Guest blog from Pippa Coom, Deputy Chair, Waitemata Local Board
The world’s premier cycling planning conference has just been hosted for the first time in the southern hemisphere. Velo-City Global 2014 was an amazing opportunity to hear from the experts and discuss ways to create and sustain bike-friendly cities. The conference provided valuable lessons from countries and cities where cycling is a valued part of daily transport and recreation.
I was able to attend with assistance from the Waitemata Local Board professional development budget. My conference report back is available here with highlights of some of the key speakers.
As a former committee member of Cycle Action Auckland I was also really interested in the significant role advocates were acknowledged to have played in “re-imaging” city streets as places, particularly in NYC and in San Francisco. As Timothy Papandreou, (Director of Strategic Planning & Policy, San Francisco municipal transportation agency) said, you need a trifecta to make cycling happen: Mayor/leadership + advocates + “plangineers”.
Janette Sadik-Khan direct from Auckland acknowledged the work and support of Streetfilms and Transportation Alternatives (Executive Director Paul Steely White was hosted by CAA last year) and repeated her message that the most significant thing you can do for a city is build a cycle lane.

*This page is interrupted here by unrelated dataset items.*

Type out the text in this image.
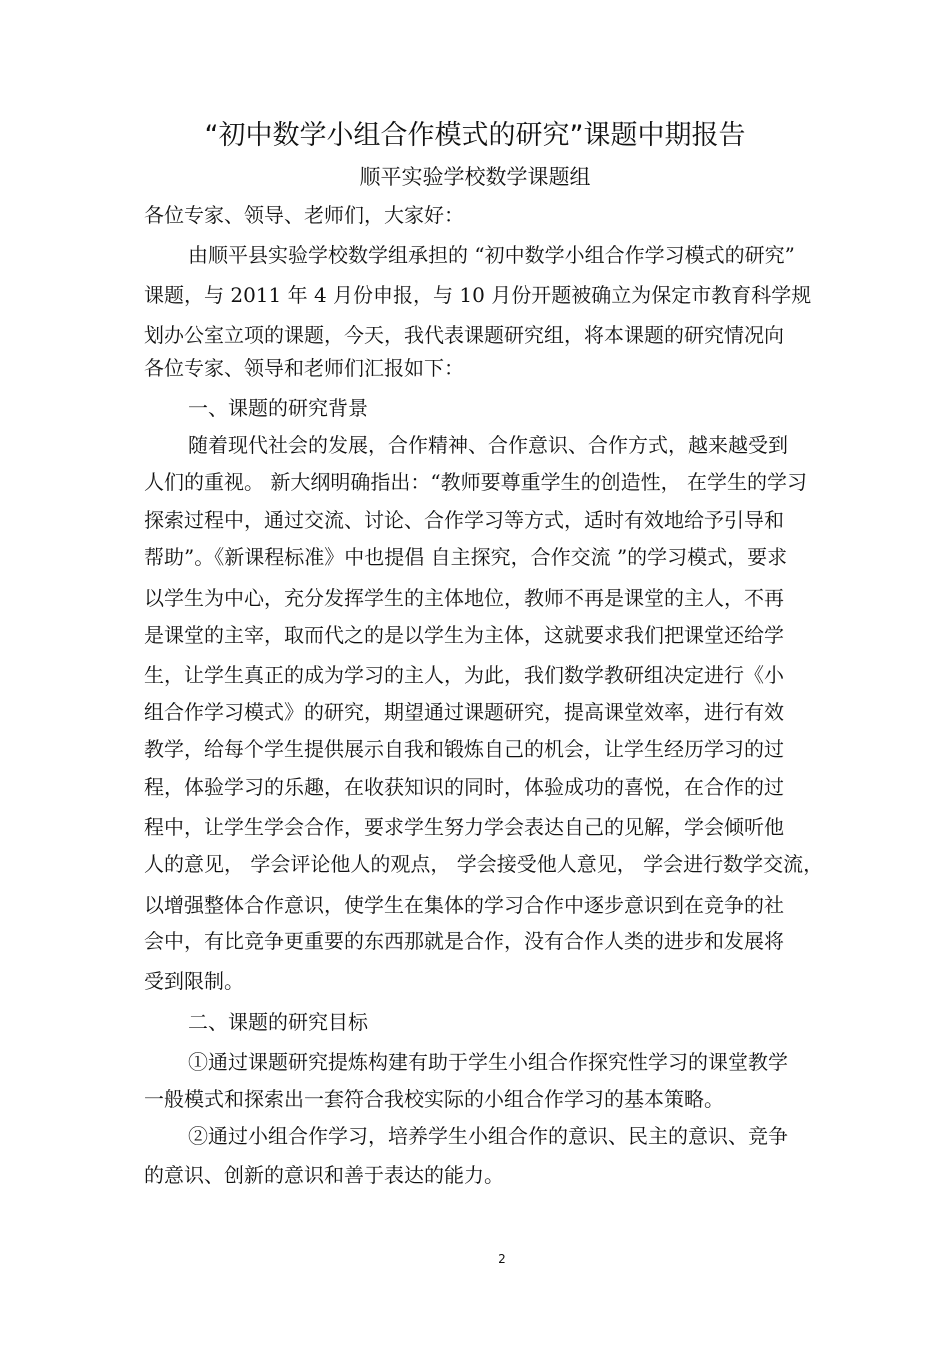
“初中数学小组合作模式的研究”课题中期报告
顺平实验学校数学课题组
各位专家、领导、老师们，大家好：
由顺平县实验学校数学组承担的 “初中数学小组合作学习模式的研究”
课题，与 2011 年 4 月份申报，与 10 月份开题被确立为保定市教育科学规
划办公室立项的课题，今天，我代表课题研究组，将本课题的研究情况向
各位专家、领导和老师们汇报如下：
一、课题的研究背景
随着现代社会的发展，合作精神、合作意识、合作方式，越来越受到
人们的重视。 新大纲明确指出：“教师要尊重学生的创造性， 在学生的学习
探索过程中，通过交流、讨论、合作学习等方式，适时有效地给予引导和
帮助”。《新课程标准》中也提倡 自主探究，合作交流 ”的学习模式，要求
以学生为中心，充分发挥学生的主体地位，教师不再是课堂的主人，不再
是课堂的主宰，取而代之的是以学生为主体，这就要求我们把课堂还给学
生，让学生真正的成为学习的主人，为此，我们数学教研组决定进行《小
组合作学习模式》的研究，期望通过课题研究，提高课堂效率，进行有效
教学，给每个学生提供展示自我和锻炼自己的机会，让学生经历学习的过
程，体验学习的乐趣，在收获知识的同时，体验成功的喜悦，在合作的过
程中，让学生学会合作，要求学生努力学会表达自己的见解，学会倾听他
人的意见， 学会评论他人的观点， 学会接受他人意见， 学会进行数学交流，
以增强整体合作意识，使学生在集体的学习合作中逐步意识到在竞争的社
会中，有比竞争更重要的东西那就是合作，没有合作人类的进步和发展将
受到限制。
二、课题的研究目标
①通过课题研究提炼构建有助于学生小组合作探究性学习的课堂教学
一般模式和探索出一套符合我校实际的小组合作学习的基本策略。
②通过小组合作学习，培养学生小组合作的意识、民主的意识、竞争
的意识、创新的意识和善于表达的能力。
2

Another theme that grabbed my attention from an advocacy perspective was the importance of getting the language right. In San Francisco they have dropped all “ists” and “ians” because it is divisive and just talk about people. (I am more determined than ever not to let myself get defined as a “cyclist” – something I wrote about before I was elected ).
At the Bicycle Network in Melbourne they’ve stopped talking about safety in relation to cycling, and now focus on healthy transport choices (because of course you can provide “safe” options – like driving kids to school – that are not healthy). They have taken on an ambitious and creative campaign to convince Tony Abbott to spend $7.5 billion on cycle lanes.